Well, this plan of liveblogging the process of preparing for and starting an MLIS program has fallen behind a little, but I’m trying to get back to it. (Not that I haven’t been writing. I’ve been doing a fair bit of writing for coursework, and am gearing up to do a lot more in the next few weeks; I’m blogging more on my main personal page, and working on some independent writing projects!)
I just turned in the last assignment for my first class, and in some ways the hardest, although it should have been one of the easiest, and I did that to myself. That was the theme for the class as a whole: the name of the course, actually, was “Online Learning: Tools and Strategies for Success”, and I came into it with a bit of an attitude; among friends and family, I have been calling it The How To Internet Class, and have pendulum-swung between being over-aggressive and inattentive about it.
The modules on introduction to blogging, and how to manage a WordPress dashboard, and the differences between mailing lists and RSS feeds, and how to use cc: and other email features to interact with working groups, are clearly incredibly valuable… for someone who hasn’t been using email since 1998, or RSS since 2005, or has never maintained a WordPress blog or four. The parts that I really enjoyed, where I felt engaged, of course, were new things: the specifics of the SJSU library online resources, the Blackboard collaboration platform and the Canvas online education platform itself.
But the assignment that really made me crazy was the plagiarism orientation. I did the assignment early, and fast, and sloppy, because it was very familiar material, and I resented having to sit through video tutorials rather than reading transcripts or flipping through a slideshow at my own pace; and I thought the assignment itself was badly worded. (“Write a paragraph about what you learned” – and I did. I wrote a paragraph where I said that I learned nothing.) I didn’t just do the plagiarism orientations in undergrad – I spent a semester studying the role of copyleft and alternative intellectual property distribution in activist art and social justice ethnography. So, you know, it was about like being handed a high school freshman Intro to DDC factsheet and being asked to write a paragraph about what I learned.
Of course, it was immediately bumped back for reworking, and I complained about that for a day and a half (the words “I thought grad school was for grownups” may have come out of my mouth) and then back-burnered it .

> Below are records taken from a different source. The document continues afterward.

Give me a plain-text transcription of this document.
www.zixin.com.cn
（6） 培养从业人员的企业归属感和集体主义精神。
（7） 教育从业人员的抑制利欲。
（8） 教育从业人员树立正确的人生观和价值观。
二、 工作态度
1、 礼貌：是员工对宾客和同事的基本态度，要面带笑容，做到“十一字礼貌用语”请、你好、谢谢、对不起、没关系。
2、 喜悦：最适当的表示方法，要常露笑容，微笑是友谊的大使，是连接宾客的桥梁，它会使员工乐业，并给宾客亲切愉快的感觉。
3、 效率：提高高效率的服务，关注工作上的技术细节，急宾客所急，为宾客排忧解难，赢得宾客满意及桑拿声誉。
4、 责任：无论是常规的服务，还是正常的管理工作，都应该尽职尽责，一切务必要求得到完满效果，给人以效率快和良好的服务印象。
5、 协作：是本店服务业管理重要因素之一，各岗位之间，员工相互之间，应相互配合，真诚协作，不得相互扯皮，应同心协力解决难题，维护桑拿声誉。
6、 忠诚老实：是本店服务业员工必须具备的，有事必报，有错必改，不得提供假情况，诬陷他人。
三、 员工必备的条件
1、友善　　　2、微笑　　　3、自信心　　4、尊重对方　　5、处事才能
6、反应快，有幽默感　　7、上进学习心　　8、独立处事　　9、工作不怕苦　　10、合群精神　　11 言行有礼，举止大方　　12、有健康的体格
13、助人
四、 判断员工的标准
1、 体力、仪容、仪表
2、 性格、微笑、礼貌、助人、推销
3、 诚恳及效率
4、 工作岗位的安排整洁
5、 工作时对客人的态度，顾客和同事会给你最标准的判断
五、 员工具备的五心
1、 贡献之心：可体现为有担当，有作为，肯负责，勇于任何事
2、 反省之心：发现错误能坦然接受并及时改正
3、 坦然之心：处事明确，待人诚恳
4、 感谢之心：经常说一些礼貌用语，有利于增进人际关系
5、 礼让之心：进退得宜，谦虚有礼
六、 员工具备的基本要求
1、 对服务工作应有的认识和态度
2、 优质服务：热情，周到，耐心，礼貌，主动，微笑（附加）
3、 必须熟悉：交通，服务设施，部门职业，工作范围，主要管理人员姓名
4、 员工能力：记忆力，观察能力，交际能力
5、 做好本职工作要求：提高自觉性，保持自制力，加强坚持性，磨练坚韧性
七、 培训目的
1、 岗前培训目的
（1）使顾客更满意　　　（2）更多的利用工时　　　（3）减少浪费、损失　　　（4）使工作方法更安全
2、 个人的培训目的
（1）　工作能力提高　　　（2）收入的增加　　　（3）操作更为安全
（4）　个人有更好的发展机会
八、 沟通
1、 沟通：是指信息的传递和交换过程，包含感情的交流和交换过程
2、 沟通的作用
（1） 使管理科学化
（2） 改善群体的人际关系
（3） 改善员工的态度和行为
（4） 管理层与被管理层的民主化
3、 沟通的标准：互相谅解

With the end of the class looming and this one last assignment hanging over my head, I went back and listened to the tutorials again, and then really sat down and thought about what I heard, and thought about context, and thought about under what circumstances some of the more advanced material I was familiar with would be relevant and realized that none of that was relevant to a ground-level academic writing refresher course, and thought about the lesson I’ve learned many times: do it right, do it by the book, until you understand the book well enough to know – not think, not assume, not cut corners – but know when you’re doing something that’s outside the scope of the book. I thought about “there are no shortcuts” and “we get better at getting better” and “show your work – show it again“. And I sat down and wrote the damn assignment, and felt like I had, at last, slowed down enough to really pay attention, and processed something important that I hadn’t understood before.
So, what did I learn? I learned this: there is always something to learn, always, and even if it’s not the lesson intended, the lesson intended finds its way back home somehow.